Theory–practice gap: The convergence proof applies only to the non-renormalized variant, while experiments use the renormalized variant. Although no significant empirical difference is observed, this gap requires theoretical resolution.
ECE improvement not significant: Despite significant improvements in confidence metrics, the most central calibration metric, ECE (p=0.14), does not reach statistical significance. Larger sample sizes or more complex tasks may be needed.
Extended training results based on a single seed: The "interesting" 1000-epoch results derive from a single seed and lack statistical reliability.
Lack of large-scale validation: Scalability to larger models (ResNet-50+) and larger datasets remains unverified.

vs. Temperature Scaling (Guo et al. 2017): Temperature scaling adjusts outputs post-training; OrthoGrad constrains gradients during training. The two are complementary—OrthoGrad improves intrinsic calibration, while temperature scaling provides further fine-tuning. Experiments confirm that OrthoGrad does not compromise the effectiveness of post-hoc calibration.
vs.

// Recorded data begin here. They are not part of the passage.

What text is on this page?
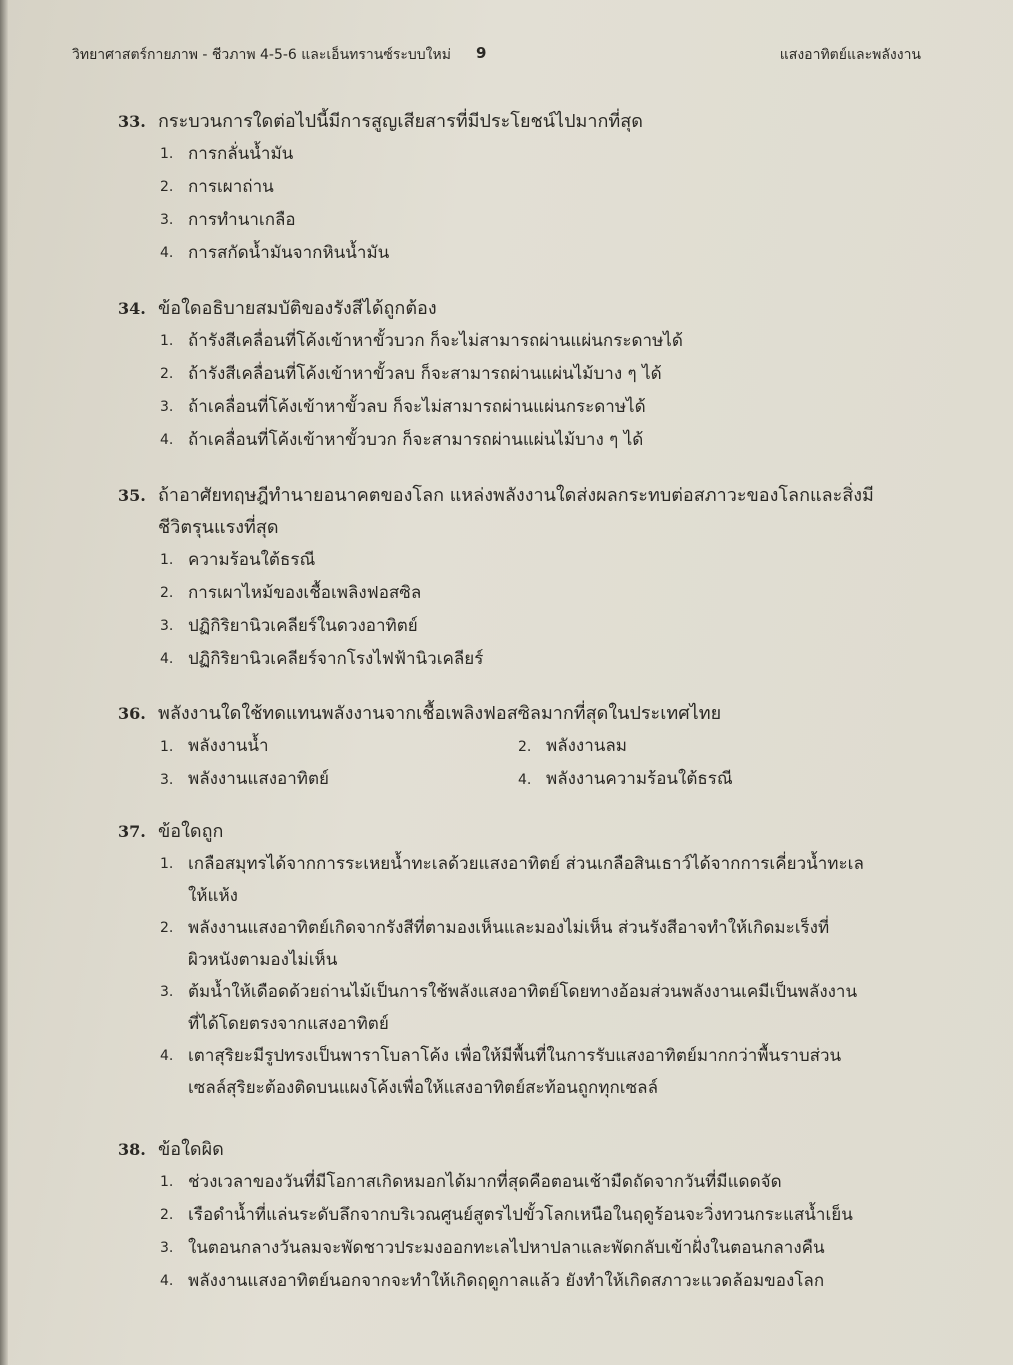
วิทยาศาสตร์กายภาพ - ชีวภาพ 4-5-6 และเอ็นทรานซ์ระบบใหม่ 9	แสงอาทิตย์และพลังงาน
33. กระบวนการใดต่อไปนี้มีการสูญเสียสารที่มีประโยชน์ไปมากที่สุด
1. การกลั่นน้ำมัน
2. การเผาถ่าน
3. การทำนาเกลือ
4. การสกัดน้ำมันจากหินน้ำมัน
34. ข้อใดอธิบายสมบัติของรังสีได้ถูกต้อง
1. ถ้ารังสีเคลื่อนที่โค้งเข้าหาขั้วบวก ก็จะไม่สามารถผ่านแผ่นกระดาษได้
2. ถ้ารังสีเคลื่อนที่โค้งเข้าหาขั้วลบ ก็จะสามารถผ่านแผ่นไม้บาง ๆ ได้
3. ถ้าเคลื่อนที่โค้งเข้าหาขั้วลบ ก็จะไม่สามารถผ่านแผ่นกระดาษได้
4. ถ้าเคลื่อนที่โค้งเข้าหาขั้วบวก ก็จะสามารถผ่านแผ่นไม้บาง ๆ ได้
35. ถ้าอาศัยทฤษฎีทำนายอนาคตของโลก แหล่งพลังงานใดส่งผลกระทบต่อสภาวะของโลกและสิ่งมี
ชีวิตรุนแรงที่สุด
1. ความร้อนใต้ธรณี
2. การเผาไหม้ของเชื้อเพลิงฟอสซิล
3. ปฏิกิริยานิวเคลียร์ในดวงอาทิตย์
4. ปฏิกิริยานิวเคลียร์จากโรงไฟฟ้านิวเคลียร์
36. พลังงานใดใช้ทดแทนพลังงานจากเชื้อเพลิงฟอสซิลมากที่สุดในประเทศไทย
1. พลังงานน้ำ	2. พลังงานลม
3. พลังงานแสงอาทิตย์	4. พลังงานความร้อนใต้ธรณี
37. ข้อใดถูก
1. เกลือสมุทรได้จากการระเหยน้ำทะเลด้วยแสงอาทิตย์ ส่วนเกลือสินเธาว์ได้จากการเคี่ยวน้ำทะเล
ให้แห้ง
2. พลังงานแสงอาทิตย์เกิดจากรังสีที่ตามองเห็นและมองไม่เห็น ส่วนรังสีอาจทำให้เกิดมะเร็งที่
ผิวหนังตามองไม่เห็น
3. ต้มน้ำให้เดือดด้วยถ่านไม้เป็นการใช้พลังแสงอาทิตย์โดยทางอ้อมส่วนพลังงานเคมีเป็นพลังงาน
ที่ได้โดยตรงจากแสงอาทิตย์
4. เตาสุริยะมีรูปทรงเป็นพาราโบลาโค้ง เพื่อให้มีพื้นที่ในการรับแสงอาทิตย์มากกว่าพื้นราบส่วน
เซลล์สุริยะต้องติดบนแผงโค้งเพื่อให้แสงอาทิตย์สะท้อนถูกทุกเซลล์
38. ข้อใดผิด
1. ช่วงเวลาของวันที่มีโอกาสเกิดหมอกได้มากที่สุดคือตอนเช้ามืดถัดจากวันที่มีแดดจัด
2. เรือดำน้ำที่แล่นระดับลึกจากบริเวณศูนย์สูตรไปขั้วโลกเหนือในฤดูร้อนจะวิ่งทวนกระแสน้ำเย็น
3. ในตอนกลางวันลมจะพัดชาวประมงออกทะเลไปหาปลาและพัดกลับเข้าฝั่งในตอนกลางคืน
4. พลังงานแสงอาทิตย์นอกจากจะทำให้เกิดฤดูกาลแล้ว ยังทำให้เกิดสภาวะแวดล้อมของโลก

Focal Loss (Mukhoti et al. 2020): Focal loss improves calibration by reweighting the loss function and requires tuning the hyperparameter \(\gamma\). OrthoGrad does not modify the loss function and represents an orthogonal approach; in principle, the two methods can be combined.
vs. Orthogonal Gradient for Grokking (Prieto et al. 2025): OrthoGrad was originally designed to stabilize training near grokking. This paper finds that the same geometric constraint is also effective for calibration, suggesting that gradient orthogonalization may have broader regularization effects.

Rating¶

Novelty: ⭐⭐⭐⭐ Opens a new perspective of "improving calibration via geometric constraints on the optimization trajectory," though OrthoGrad itself is not a new method.
Experimental Thoroughness: ⭐⭐⭐ Statistical analysis is rigorous (20 seeds, effect sizes, p-values), but the dataset and model scales are limited.
Writing Quality: ⭐⭐⭐⭐ Theoretical motivation is clear, experimental presentation is well-structured, and the theory–practice gap is discussed candidly.
Value: ⭐⭐⭐⭐ The method is simple and practical, can be immediately integrated into existing training pipelines, and the research direction is promising.